寝ているときが“沈静状態”ですので、起きているときは少し覚醒している状態が望ましいのですが、起きている時も、沈静方向にあると、無気力、やる気がでない、エネルギーがわかない状態で、人によってはうつ病に転落することも起こりえると言われています。
これらのデータを継続的に記録し、変化を観察することで、ストレスレベルや生活習慣の影響を知ることができます。
例えば、安静時心拍数が上昇傾向にある場合は、ストレスが蓄積している可能性があります。

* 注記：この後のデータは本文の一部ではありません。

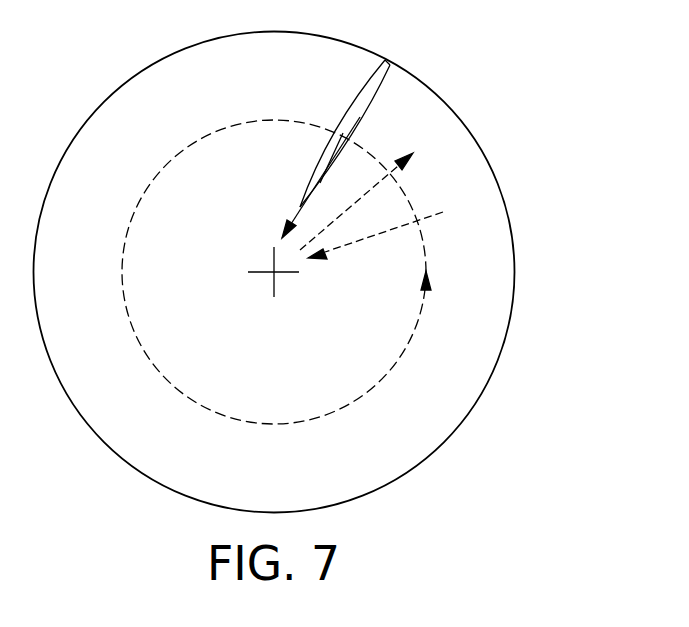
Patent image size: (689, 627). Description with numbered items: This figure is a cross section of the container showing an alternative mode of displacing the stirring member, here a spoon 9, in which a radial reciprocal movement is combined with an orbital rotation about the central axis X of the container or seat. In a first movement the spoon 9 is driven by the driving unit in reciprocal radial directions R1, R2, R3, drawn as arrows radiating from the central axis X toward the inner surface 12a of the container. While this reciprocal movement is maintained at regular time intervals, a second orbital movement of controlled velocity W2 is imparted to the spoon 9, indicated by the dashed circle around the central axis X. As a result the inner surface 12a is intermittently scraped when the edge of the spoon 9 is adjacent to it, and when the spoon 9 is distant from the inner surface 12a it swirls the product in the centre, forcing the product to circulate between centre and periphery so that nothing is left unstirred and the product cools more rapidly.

また、深い睡眠時間が短い場合は、十分な休養が取れていない可能性があります。
これらの情報を活用し、生活習慣の改善や早期の健康問題の発見につなげることが重要です。
質の良い睡眠をとり、起床時にはしっかりとニュートラルに近い”覚醒状態”になれることが一番のウェルビーイングの近道です。
そのために、まずは「安静時心拍数」「心拍変動」を意識して、「こころログ」をつけることを習慣化してみてください。